“Transcribing, translating, and free-associating live—there was no time to sit with our thoughts. We were forced to reflect as we went, in God mode, getting it all down for posterity. A syndrome I called documentia.”

Claire L. Evans is a writer and musician based in Los Angeles. She is the singer and coauthor of the Grammy-nominated pop group YACHT, and the founding editor of Terraform, VICE‘s science-fiction vertical. She is also the former futures editor of Motherboard, and a contributor to VICE, Rhizome, The Guardian, and many other publications. Her 2018 book, Broad Band, tells the history of the female visionaries at the vanguard of technology and innovation.

For two weeks we lived the MUTEK Forum, documenting talks, roundtables, and workshops in real time. I’ll spare you our big takeaways from the Forum itself—the palpable excitement about decentralization, the collective desire to reframe artificial intelligence as tool and collaborator, or the eternal tension between the humanities and the sciences—as these are all contained in our sprawling dossier, in the form of soundbites and learnings. Instead I want to focus on the act of recording itself.

The MUTEK Recorder was a real-time publishing experiment. We worked under the watchful eye of the clock: up first thing in the morning and right into the thick of it, transcribing, translating, and free-associating live, synthesizing disparate conversations in time for an afternoon broadcast. There was no time to sit with our thoughts; we were forced to reflect as we went, in God mode, getting it all down for posterity. For something that required total presence, it was oddly dissociative. We were in the moment, at a distance. Jokingly, I called our syndrome documentia.

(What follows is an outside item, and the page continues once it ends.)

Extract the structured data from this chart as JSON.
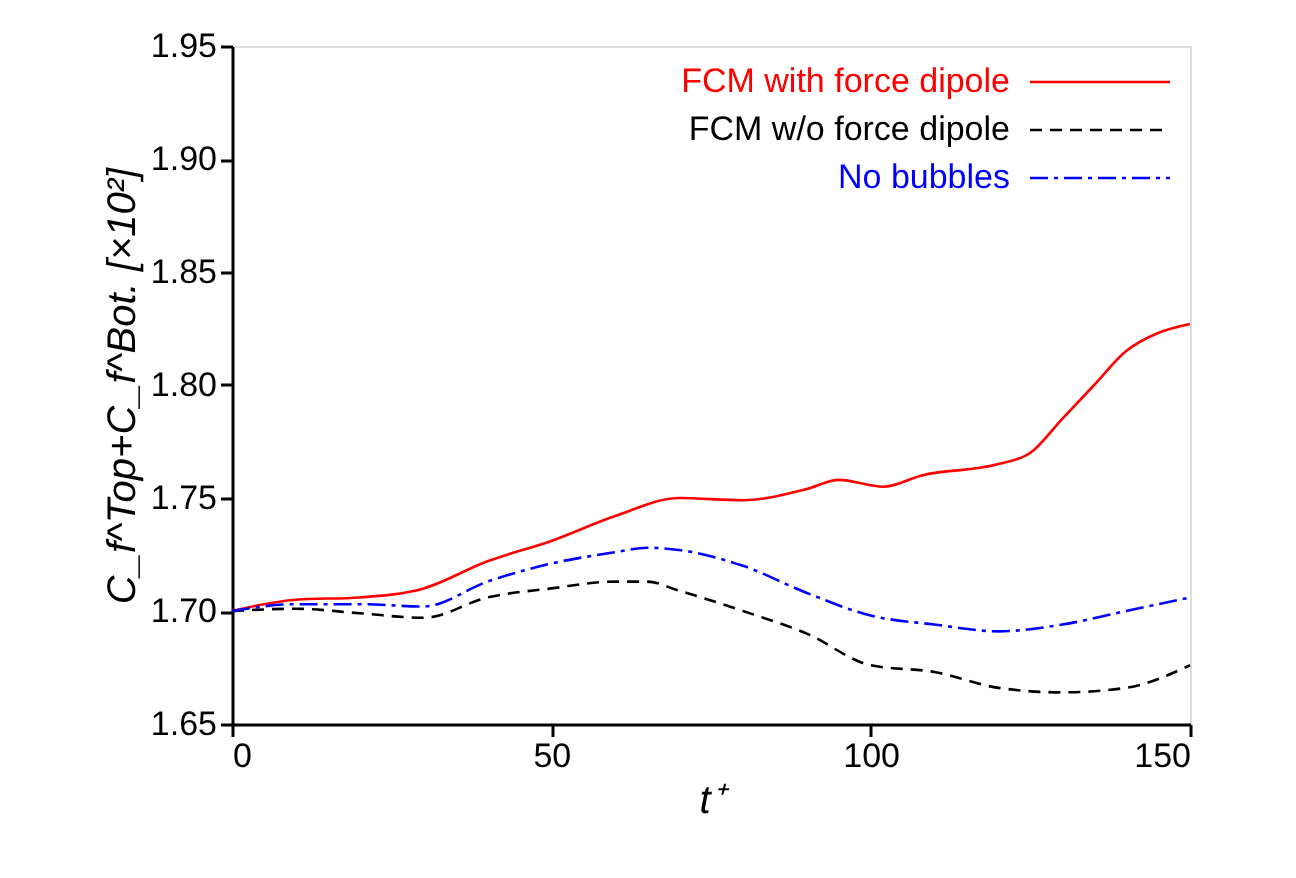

In his opening keynote, Benjamin Bratton cited Derrida: “the archive is a promise to the future that the present time will make itself accountable,” he said. “It can also be a technology to ensure that the future is even possible in the first place.” I wonder if our work recording MUTEK is quite the same as an archive. By virtue of how quickly we worked, we could never claim to have produced something so complete. And our small group, each of us guided by of our own interests, interpreted the Forum’s conversations subjectively.

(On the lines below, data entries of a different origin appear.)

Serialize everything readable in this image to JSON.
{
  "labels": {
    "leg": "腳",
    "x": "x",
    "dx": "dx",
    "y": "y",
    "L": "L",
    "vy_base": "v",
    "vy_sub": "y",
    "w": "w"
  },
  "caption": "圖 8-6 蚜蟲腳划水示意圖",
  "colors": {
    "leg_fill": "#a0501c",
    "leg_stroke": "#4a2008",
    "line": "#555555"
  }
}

I couldn’t help but spin up anecdotes from my own research, for example, or pull references from my library shelves. The practice of recording in this way became self-reflexive. A panel about sound intensity in electronic music awoke my tinnitus, reminding me of the obliterating drone of a NASCAR race; a conversation about procedural game maps conjured the time, years ago, that a friend and I tried to swim across the ocean in Grand Theft Auto V.

“The practice of recording in this way became self-reflexive. A panel about sound intensity in electronic music awoke my tinnitus, a conversation about procedural game maps conjured the time that I tried to swim across the ocean in Grand Theft Auto V.”

Maybe what we produced was not an archive at all, but a memory palace. The Romans called it the “method of loci,” of places: to remember things, imagine them in the rooms of a house you know well, then wander its halls, recalling. Roman orators would prepare long speeches in the rooms of imagined houses; each orator had their own memory palace, an empty architecture that could be filled and filled again with new ideas. In the modern world, we have little need for such techniques, which emerged before writing. But the mechanism retains its archaic power.

The Romans enlisted their greatest technology, architecture, in the service of memory; perhaps our virtual architecture—a dossier, embedded on the World Wide Web—could do the same. I might wander these rooms in a year and remember the conversations that echoed within, which in turn may invite their own memories, their own interpretations. I might also find new tenants in their place: the foundations of the Web are never solid.

Of course, there are other, fine approaches. Our guests were generous enough to share a few: Mindy Seu builds archives, Xiaowei Wang uses recipes to record in the field, and Tim Maughan captures the present in science fiction stories. We all have our tools for thinking, each with their own shape. Perhaps by including all of these approaches, our Recorder was something more like a toolbox—a collection of strategies, suited to different applications, stress-tested and ready to work. Perhaps the mark of a successful project is how well it resists being defined by such neat metaphors.

“Maybe what we produced was not an archive at all, but a memory palace. I might wander these rooms in a year and recall the conversations that echoed within, which in turn may invite their own memories, their own interpretations.”